Digitale Mammographie

Die Mammographie ist die spezielle Röntgenuntersuchung der Brust. Ziel ist die Früherkennung von Brustkrebs. Speziell noch nicht tastbare Tumoren können durch eine Mammographie aufgespürt werden. Schon winzige Verkalkungen können im Brustgewebe nachgewiesen werden.
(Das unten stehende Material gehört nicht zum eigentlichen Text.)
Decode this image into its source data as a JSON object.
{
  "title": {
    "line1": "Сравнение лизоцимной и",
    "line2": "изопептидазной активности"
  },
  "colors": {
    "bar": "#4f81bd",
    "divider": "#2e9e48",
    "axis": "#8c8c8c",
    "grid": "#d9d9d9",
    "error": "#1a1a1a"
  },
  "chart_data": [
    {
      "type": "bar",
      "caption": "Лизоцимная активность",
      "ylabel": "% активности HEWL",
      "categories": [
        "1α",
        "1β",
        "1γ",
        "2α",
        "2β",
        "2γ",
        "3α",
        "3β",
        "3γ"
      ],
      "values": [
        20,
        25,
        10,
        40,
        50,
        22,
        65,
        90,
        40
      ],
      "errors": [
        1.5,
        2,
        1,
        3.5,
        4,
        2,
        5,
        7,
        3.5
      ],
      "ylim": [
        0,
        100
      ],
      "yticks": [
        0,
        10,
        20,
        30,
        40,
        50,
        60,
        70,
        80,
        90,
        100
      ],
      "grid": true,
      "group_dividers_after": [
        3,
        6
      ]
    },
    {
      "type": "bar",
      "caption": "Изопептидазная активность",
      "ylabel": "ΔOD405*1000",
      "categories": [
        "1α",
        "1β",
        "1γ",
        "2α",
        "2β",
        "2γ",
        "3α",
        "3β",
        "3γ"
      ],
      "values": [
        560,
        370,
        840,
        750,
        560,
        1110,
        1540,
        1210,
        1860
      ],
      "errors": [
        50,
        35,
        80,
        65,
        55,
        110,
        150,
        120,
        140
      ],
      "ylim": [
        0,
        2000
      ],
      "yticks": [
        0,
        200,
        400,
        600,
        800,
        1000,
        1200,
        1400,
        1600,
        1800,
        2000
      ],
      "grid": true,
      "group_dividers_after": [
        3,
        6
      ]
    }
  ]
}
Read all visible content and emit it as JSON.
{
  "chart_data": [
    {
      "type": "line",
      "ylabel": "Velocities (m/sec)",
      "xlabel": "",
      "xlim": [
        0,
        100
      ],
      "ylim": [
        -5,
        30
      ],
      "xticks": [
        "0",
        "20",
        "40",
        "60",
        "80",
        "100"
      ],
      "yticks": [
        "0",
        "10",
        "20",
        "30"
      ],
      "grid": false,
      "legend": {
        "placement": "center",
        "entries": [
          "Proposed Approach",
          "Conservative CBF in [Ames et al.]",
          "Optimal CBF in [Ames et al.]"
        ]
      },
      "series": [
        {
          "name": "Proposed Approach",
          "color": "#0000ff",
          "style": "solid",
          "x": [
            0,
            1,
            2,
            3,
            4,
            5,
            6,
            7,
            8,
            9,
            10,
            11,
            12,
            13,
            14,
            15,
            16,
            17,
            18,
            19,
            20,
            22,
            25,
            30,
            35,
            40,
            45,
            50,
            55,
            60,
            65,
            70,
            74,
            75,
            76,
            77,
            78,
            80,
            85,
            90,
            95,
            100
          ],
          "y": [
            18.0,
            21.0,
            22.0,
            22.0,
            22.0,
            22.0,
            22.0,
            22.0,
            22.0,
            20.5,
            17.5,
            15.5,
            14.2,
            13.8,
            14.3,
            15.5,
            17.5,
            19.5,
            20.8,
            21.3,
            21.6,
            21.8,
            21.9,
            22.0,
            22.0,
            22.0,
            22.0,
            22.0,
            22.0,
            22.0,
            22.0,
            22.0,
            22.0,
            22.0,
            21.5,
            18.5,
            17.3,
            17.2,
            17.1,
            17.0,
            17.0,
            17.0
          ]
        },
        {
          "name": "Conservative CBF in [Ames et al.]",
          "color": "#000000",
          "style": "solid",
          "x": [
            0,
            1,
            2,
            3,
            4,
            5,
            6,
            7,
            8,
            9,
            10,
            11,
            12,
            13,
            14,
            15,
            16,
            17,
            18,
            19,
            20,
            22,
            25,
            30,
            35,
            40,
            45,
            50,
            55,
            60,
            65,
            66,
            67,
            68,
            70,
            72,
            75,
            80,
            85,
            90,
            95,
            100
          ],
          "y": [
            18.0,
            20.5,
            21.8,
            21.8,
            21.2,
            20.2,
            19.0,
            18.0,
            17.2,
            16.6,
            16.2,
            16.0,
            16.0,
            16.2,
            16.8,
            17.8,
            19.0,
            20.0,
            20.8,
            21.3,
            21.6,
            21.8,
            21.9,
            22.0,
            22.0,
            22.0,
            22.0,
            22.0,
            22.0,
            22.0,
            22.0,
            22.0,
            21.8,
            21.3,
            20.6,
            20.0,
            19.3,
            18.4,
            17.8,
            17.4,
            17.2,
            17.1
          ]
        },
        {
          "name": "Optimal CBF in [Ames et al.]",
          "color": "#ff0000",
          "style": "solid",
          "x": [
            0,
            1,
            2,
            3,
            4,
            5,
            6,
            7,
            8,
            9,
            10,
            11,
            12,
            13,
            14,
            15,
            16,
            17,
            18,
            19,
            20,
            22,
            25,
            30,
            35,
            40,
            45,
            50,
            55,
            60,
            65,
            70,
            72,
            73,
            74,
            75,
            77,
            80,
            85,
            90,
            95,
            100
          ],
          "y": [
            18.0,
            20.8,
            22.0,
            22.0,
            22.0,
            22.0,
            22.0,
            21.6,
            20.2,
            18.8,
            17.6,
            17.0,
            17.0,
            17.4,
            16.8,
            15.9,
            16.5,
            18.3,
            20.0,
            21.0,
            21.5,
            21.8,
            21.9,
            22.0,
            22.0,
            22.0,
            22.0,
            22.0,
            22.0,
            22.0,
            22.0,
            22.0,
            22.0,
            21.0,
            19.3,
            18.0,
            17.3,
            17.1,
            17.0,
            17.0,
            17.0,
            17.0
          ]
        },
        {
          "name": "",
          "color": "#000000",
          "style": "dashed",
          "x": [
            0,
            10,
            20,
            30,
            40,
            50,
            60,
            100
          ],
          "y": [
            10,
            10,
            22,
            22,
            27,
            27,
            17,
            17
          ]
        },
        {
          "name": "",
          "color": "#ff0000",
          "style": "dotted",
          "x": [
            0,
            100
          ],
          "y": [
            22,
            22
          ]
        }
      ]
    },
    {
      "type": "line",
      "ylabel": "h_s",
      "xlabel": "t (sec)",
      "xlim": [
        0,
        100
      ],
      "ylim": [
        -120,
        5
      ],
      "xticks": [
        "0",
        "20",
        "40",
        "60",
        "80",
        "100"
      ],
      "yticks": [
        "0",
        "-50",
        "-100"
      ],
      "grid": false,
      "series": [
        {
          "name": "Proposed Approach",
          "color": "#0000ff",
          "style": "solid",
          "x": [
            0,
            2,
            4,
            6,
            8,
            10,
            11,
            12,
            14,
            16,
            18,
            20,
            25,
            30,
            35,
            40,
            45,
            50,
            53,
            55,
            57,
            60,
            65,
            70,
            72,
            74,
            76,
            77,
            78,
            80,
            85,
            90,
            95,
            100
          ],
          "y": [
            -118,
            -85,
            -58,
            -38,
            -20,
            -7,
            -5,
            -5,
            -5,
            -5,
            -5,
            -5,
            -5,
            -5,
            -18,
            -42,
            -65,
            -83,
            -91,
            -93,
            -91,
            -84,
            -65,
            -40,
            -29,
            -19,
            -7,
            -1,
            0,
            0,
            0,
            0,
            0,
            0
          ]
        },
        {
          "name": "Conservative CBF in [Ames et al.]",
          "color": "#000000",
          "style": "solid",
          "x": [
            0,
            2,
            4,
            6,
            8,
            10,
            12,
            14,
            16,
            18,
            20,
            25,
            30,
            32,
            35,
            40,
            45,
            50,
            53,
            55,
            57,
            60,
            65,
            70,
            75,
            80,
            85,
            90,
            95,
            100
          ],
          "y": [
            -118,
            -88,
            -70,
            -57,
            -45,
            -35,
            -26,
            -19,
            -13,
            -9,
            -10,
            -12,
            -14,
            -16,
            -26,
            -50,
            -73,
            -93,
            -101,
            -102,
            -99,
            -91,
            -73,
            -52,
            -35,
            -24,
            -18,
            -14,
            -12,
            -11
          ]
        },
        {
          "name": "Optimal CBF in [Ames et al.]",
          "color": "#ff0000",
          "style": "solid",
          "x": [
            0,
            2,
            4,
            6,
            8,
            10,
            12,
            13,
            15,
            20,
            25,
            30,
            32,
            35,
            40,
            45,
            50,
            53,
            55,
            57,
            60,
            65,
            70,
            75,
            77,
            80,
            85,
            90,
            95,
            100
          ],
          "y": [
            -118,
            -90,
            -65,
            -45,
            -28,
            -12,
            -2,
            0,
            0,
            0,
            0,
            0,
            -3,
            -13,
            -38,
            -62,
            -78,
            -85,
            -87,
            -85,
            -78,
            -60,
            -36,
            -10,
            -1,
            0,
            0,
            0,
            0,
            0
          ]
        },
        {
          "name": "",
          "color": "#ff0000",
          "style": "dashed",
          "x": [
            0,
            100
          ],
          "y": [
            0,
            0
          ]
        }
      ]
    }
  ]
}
Diese sogenannten Mikroverkalkungen sind häufig Hinweise auf Brustkrebs. Kleine Tumore sind ab fünf Millimeter Durchmesser zu erkennen. In diesem frühen Stadium ist die Aussicht auf Heilung ausgesprochen gut.

Ob ein Befund gutartig oder bösartig ist, kann in der Regel nicht sofort entschieden werden. Dann sind ergänzende Untersuchungen erforderlich - wie z. B. Sonographie (Ultraschall), eine Magnetresonanztomographie der Brust (MR-Mammographie) oder eine Gewebeentnahme (Biopsie). Erst dann kann eindeutig festgestellt werden, ob es sich um einen gutartigen oder bösartigen Tumor handelt.

Informationen zur Untersuchung

Vor der Untersuchung

Die Mammographie sollte in der ersten Hälfte des Zyklus, etwa 1 Woche nach der Regelblutung, durchgeführt werden. In dieser Zyklusphase ist das Drüsengewebe etwas aufgelockert, sodass einerseits die Qualität der Aufnahmen verbessert wird und andererseits die Brust nicht so druckempfindlich ist.

Bitte keine Cremes und Puder verwenden!

Falls in der Vergangenheit schon eine Mammographie durchgeführt wurde, sollten die Voraufnahmen mitgebracht werden. Da es sich bei der Mammographie um eine Röntgenaufnahme handelt, sollte eine Schwangerschaft ausgeschlossen sein.

Gesunde Frauen zwischen 50 und 69 Jahren werden im Rahmen des bundesweiten Mammographie-Screenings alle zwei Jahre zu einer Mammographie eingeladen. In diesem Alter ist das Risiko, an Brustkrebs zu erkranken, relativ hoch.

 

    Während der Untersuchung

    Bei der Mammographie steht die Patientin vor dem Untersuchungsgerät. Mit einer Plexiglasplatte wird die Brust dann vorsichtig zusammengedrückt. Bevor der Druck zu stark wird, stoppt das Mammographiegerät und die Aufnahme wird ausgelöst. Sofort anschließend lässt der Druck automatisch nach.

    Wichtig zu wissen ist, dass die Kompression für eine gute Bildqualität wichtig ist. Die Strahlendosis bei einer komprimierten Brust ist deutlich geringer.

    Es werden zwei Aufnahmen angefertigt: Eine von oben nach unten sowie eine schräg-seitliche Aufnahme. Danach werden die Aufnahmen nachverarbeitet und an den Befundungscomputer übertragen. Das dauert wenige Minuten. Der Arzt bespricht das Ergebnis mit der Patientin. Falls erforderlich, werden zusätzliche Untersuchungen veranlasst, z. B. eine Mammasonographie.